Frigyes
Karinthy : "Dictionnaire simplet"
NervositÉ, homme nerveux
ype particulier
d’homme employé ces derniers temps comme instrument de mesure
(voir : séismographe). C’est un état particulier qui
le rend apte à ce rôle, cet état consiste en ce que les
organes sensoriels de l’homme nerveux (H.N.) captent jusqu’aux plus
fines des impressions contre lesquelles l’homme normal est immunisé ;
ainsi par exemple, si trois fourgons cahotent à minuit le long de
l’avenue Andrássy où l’homme nerveux demeure, et si
plusieurs ivrognes de ces fourgons lancent de petites bombes par la
fenêtre en chantant "Die Wacht am Rhein", La Garde au Rhin, transcrit pour voix de
ténor, l’homme nerveux est capable de le remarquer, ou même
de se réveiller, et de signifier l’effet exercé sur ses
terminaisons nerveuses par la répétition d’un tic
approprié de ses muscles faciaux. Mais on remarque et on observe
également des changements gestuels moindres ; ainsi par exemple,
mettons que l’H.N. soit assis à son bureau et que le
préposé à l’arrosage municipal, un homme normal, ne
s’aperçoive pas qu’il a dirigé l’orifice de sa
lance tout droit vers la fenêtre ouverte, et qu’avec son jet
d’eau il tire dans le ventre dudit séismographe assis à son
bureau ; l’H.N. réagit même à cette infime
anomalie et par de fiévreuses gesticulations des mains il se met
à signaler ladite anomalie, et aujourd’hui d’ailleurs il
existe déjà des appareils encore plus sophistiqués qui
courent directement au commissariat de police avec des jambes, et qui
là, par des mouvements vifs des lèvres et de la langue informent
les hommes normaux de ce qui s’est passé. D’autres encore se
mettent à sonner si des araignées ou autres insectes se
promènent dans la soupe ; on en a vu un qui remarque ce genre
d’ingrédient, même crevé, dans la nourriture
(c’est-à-dire que ce sont les insectes qui sont crevés et
non l’H.N.). D’autres appareils encore se mettent en mouvement au
téléphone : après à peine une trentaine de
sonneries et une petite demi-heure ils signalent en tambourinant verticalement
de leurs jambes (voir : trépigne)
que la demoiselle des téléphones n’a toujours pas
répondu. D’autres encore émettent des sons stridents si un
tramway leur roule sur le pied, ou si le garçon du restaurant allume
leur cigare en leur roussissant un œil. D’autres encore sont
sensibles même à la minuscule irrégularité
qu’ils rencontrent quand en rentrant le soir ils vont à
l’armoire pour en sortir une chemise de nuit et qu’à la
place de ladite chemise de nuit ils y découvrent le logeur dont leur
femme avait tant coutume de louanger la gentillesse et la bonne
éducation, ajoutant : quel dommage qu’il
n’apprécie pas les femmes.
Il
existe des médecins qui considèrent l’état de
l’H.N., la nervosité, comme le symptôme d’une maladie,
et qui envisageraient même un traitement possible. Parmi ces traitements
trois sont particulièrement en vogue ces derniers temps.
1. Le
sanatorium ou eau froide qui consiste
à verser de l’eau froide dans les yeux, les oreilles ou autres
parties du corps de l’H.N. capable de réagir à des
sollicitations extérieures, jusqu’à ce qu’il en ait
assez. Le traitement consiste d’autre part à isoler l’H.N.

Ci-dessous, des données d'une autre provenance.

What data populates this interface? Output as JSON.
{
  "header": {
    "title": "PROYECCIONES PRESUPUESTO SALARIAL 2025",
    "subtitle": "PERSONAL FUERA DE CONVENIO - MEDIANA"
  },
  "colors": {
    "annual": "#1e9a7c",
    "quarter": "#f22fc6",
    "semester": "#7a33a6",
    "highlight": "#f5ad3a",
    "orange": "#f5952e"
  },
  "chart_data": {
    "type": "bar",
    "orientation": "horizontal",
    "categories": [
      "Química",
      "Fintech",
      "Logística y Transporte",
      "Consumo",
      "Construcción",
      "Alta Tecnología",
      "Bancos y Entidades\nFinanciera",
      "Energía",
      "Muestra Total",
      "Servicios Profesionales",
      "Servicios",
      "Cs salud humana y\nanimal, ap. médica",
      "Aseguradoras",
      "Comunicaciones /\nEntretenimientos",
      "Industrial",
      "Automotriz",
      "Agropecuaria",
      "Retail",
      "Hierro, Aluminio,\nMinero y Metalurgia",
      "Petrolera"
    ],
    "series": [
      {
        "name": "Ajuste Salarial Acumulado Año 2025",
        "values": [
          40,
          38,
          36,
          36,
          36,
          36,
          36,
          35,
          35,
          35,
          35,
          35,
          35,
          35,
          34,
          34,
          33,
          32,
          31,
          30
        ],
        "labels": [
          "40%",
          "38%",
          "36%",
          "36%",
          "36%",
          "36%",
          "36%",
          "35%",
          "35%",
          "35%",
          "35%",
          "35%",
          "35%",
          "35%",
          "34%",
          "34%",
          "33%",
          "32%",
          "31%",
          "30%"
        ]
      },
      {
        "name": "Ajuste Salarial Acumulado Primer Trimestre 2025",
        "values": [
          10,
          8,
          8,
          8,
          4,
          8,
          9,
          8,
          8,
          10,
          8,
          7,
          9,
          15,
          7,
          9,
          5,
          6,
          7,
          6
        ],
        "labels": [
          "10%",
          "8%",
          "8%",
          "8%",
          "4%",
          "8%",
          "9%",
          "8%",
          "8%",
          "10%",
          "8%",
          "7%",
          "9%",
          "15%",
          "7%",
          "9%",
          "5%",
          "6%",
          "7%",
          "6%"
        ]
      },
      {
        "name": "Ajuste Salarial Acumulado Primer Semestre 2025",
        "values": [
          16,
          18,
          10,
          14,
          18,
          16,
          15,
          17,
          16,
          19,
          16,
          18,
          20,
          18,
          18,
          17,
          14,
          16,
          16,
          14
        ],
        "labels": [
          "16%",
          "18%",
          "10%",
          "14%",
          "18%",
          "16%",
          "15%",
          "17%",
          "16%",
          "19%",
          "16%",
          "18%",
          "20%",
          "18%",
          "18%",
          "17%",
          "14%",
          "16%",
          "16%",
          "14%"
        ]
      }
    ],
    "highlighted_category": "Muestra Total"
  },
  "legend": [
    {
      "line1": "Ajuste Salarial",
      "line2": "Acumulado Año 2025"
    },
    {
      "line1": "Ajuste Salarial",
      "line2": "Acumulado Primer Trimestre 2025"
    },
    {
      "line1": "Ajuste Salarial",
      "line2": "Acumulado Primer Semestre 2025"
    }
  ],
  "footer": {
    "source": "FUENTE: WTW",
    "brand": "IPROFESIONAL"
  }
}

de toutes les influences qui l’irritent. Ainsi par exemple les yeux de
quelqu’un peuvent être irrités parce que son papa veut
épouser la fille que lui-même avait demandée en
mariage : pour traiter ce cas, on enferme le papa et la jeune fille en
question à la surface de notre petit Globe terrestre, tandis que le
malade sera laissé en liberté dans l’immensité
d’une cellule individuelle.
2. Freudisme ou psychanalyse, intéressante invention psychologique à
laquelle un professeur viennois, le docteur Sigmund Freud, a travaillé
pendant trente ans, et il est parvenu au bout de ces trente années au
résultat étonnant que si quelqu’un rêve qu’il
mange du boudin au foie, cela signifie qu’il aimerait manger du boudin au
foie. En vertu de cette étude l’homme a une conscience
inférieure et une conscience supérieure mais il n’a pas d’esprit.
On dit que la prise de conscience de cet état de choses guérit la
nervosité.
3. La
suppression des nerfs en tant que causes pathologiques par l’extirpation
du foyer nerveux central (cerveau). Cette extirpation nécessite une
intervention chirurgicale, que le malade effectue sur lui-même à
l’aide d’une arme appelée revolver. Cet instrument supprime
toute nervosité.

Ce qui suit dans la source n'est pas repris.